Paul Benkimoun

Une équipe de chercheurs américains a identifié une nouvelle cible sur le virus de l'immunodéficience humaine (VIH), un 'talon d'Achille' qui pourrait permettre une percée dans la mise au point d'un vaccin. Publié jeudi 3 septembre sur le site de la revue Science, leur travail porte sur des anticorps neutralisants capables d'inhiber de nombreux types de VIH (A, B, C ,etc.) plus particulièrement répandus dans les pays en développement. 'C'est un travail important', commente le professeur Jean-François Delfraissy, directeur de l'Agence nationale de recherches sur le sida et les hépatites (ANRS).

Pour infecter une cellule, le VIH a besoin de deux molécules, des glycoprotéines, présentes à sa surface. L'une d'elle, la gp120, lui sert à se lier à la cellule, et l'autre, la gp41, à fusionner avec elle. Ces éléments clés pour le VIH sont considérés comme de bonnes cibles pour un vaccin antisida. Un tel vaccin doit être capable de susciter une réponse du système immunitaire sous forme de production d'anticorps neutralisants par les cellules B (lymphocytes B).

Recherche originale

La mise au point de ce vaccin a paru s'éloigner au fil des déconvenues lors des essais cliniques. La plupart des anticorps neutralisants identifiés n'ont montré une capacité d'inhibition que sur un petit nombre de souches de VIH. Ce d'autant que les gp120 et 41 sont très variables, et échappent ainsi aux défenses immunitaires. Seule une petite minorité d'individus est spontanément capable de produire des anticorps à large spectre, actifs sur un pourcentage élevé de types du VIH, ce qui leur permet de résister à l'infection.

Travaillant avec des sociétés de biotechnologie et dans le cadre du consortium IAVI (Initiative internationale pour un vaccin contre le sida), l'équipe de Dennis Burton (Scripps Research Institute, La Jolla, Californie) a conçu une stratégie de recherche originale. Elle a commencé par examiner l'étendue des capacités de neutralisation du VIH dans le sérum de 1 800 personnes infectées par des VIH n'appartenant pas au type B. Ce dernier est présent en Amérique du Nord et en Europe, tandis que les autres types dominent ailleurs dans le monde.

Deux des anticorps neutralisants retrouvés, appelés PG9 et PG16, ne se liaient que faiblement à la gp120 et à la gp41 lors des tests classiques utilisant des formes solubles de ces glycoprotéines. Cependant, ils se révélaient capables de les neutraliser fortement lors de tests plus innovants réalisés avec le virus complet.

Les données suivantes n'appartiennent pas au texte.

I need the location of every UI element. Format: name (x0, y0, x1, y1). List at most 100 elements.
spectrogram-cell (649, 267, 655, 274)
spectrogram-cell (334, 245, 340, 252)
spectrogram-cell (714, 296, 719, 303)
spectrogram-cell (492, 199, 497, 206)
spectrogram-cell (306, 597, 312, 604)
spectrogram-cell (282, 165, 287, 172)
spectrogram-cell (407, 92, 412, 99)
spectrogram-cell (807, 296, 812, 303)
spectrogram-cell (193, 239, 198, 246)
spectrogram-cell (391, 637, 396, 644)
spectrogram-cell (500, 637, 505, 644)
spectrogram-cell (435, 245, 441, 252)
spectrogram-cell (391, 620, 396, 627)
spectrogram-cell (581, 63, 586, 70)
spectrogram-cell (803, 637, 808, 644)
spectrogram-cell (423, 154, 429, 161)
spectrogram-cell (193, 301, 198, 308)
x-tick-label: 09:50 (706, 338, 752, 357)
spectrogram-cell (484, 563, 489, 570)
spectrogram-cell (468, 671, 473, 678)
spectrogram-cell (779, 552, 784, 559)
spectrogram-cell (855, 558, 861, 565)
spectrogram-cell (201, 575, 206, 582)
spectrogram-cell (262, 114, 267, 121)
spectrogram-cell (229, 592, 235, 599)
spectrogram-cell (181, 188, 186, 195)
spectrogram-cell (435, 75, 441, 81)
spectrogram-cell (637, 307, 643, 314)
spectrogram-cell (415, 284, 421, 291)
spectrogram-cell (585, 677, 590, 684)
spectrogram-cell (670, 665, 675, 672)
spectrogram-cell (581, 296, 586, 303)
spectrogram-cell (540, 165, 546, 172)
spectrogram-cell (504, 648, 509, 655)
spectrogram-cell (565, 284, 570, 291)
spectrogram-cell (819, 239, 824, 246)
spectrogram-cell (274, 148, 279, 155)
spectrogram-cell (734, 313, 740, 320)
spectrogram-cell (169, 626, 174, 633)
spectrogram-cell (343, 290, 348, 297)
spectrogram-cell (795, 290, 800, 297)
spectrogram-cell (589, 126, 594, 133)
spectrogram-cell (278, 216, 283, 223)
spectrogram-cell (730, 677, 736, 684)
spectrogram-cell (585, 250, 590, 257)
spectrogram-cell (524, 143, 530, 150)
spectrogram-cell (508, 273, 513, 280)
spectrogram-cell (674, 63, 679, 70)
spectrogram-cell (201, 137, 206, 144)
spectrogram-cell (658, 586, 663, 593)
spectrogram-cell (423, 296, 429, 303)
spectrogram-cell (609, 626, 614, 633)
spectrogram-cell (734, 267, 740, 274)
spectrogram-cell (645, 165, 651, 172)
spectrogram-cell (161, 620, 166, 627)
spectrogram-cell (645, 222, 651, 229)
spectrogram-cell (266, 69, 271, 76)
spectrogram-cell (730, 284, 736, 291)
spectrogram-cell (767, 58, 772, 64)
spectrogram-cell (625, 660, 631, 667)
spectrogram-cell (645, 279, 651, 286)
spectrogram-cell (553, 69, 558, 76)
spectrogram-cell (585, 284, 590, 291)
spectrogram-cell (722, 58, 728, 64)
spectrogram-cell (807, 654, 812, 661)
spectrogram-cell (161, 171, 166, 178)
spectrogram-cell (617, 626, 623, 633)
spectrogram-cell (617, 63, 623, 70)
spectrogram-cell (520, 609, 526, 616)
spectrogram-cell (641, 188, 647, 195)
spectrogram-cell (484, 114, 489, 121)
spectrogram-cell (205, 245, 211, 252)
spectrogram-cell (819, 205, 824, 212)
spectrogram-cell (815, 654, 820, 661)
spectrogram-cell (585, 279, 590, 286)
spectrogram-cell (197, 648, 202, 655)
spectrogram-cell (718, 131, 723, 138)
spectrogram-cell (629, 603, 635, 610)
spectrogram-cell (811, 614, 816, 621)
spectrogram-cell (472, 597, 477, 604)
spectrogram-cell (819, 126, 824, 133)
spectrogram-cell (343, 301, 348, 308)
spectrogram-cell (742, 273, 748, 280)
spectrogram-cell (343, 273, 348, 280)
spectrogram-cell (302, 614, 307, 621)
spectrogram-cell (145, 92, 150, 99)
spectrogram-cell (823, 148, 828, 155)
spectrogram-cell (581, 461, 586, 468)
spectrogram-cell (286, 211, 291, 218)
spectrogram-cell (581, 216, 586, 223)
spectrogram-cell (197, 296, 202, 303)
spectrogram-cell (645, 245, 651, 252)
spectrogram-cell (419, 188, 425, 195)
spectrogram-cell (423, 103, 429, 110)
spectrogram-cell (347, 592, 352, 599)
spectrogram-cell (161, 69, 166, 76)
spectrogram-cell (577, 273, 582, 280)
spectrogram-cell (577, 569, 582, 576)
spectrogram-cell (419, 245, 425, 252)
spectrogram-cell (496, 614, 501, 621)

Dennis Burton et ses collaborateurs ont produit des clones de cellules B, et sélectionné ceux pouvant avoir une production importante d'anticorps neutralisants. En testant les anticorps PG9 et PG16, les chercheurs ont constaté qu'ils avaient pour cible deux régions non variables de la gp120. "Les anticorps neutralisants larges PG9 et PG16 ne reconnaissent pas une séquence linéaire de la gp120 et de la gp 41, mais une partie de cette séquence et la conformation dans les trois dimensions de la glycoprotéine, explique le professeur Delfraissy. Cela explique leur capacité de neutraliser toute une série de souches sauvages du VIH n'appartenant pas au type B."

Jusqu'ici, ce type d'anticorps neutralisants n'avait été mis en évidence que sur des types B. "Depuis trois ans, l'IAVI a soutenu cette stratégie qui concerne les virus présents dans les pays en développement. Une attitude qu'il faut saluer, car le travail de l'équipe de Dennis Burton ouvre des perspectives pour mettre au point un vaccin visant à produire des anticorps de ce type. De plus, le pouvoir neutralisant que montrent ces anticorps est suffisamment fort pour que l'on puisse penser que même un vaccin ayant un pouvoir immunogène limité pourrait suffire à induire une protection contre le VIH", estime le professeur Delfraissy.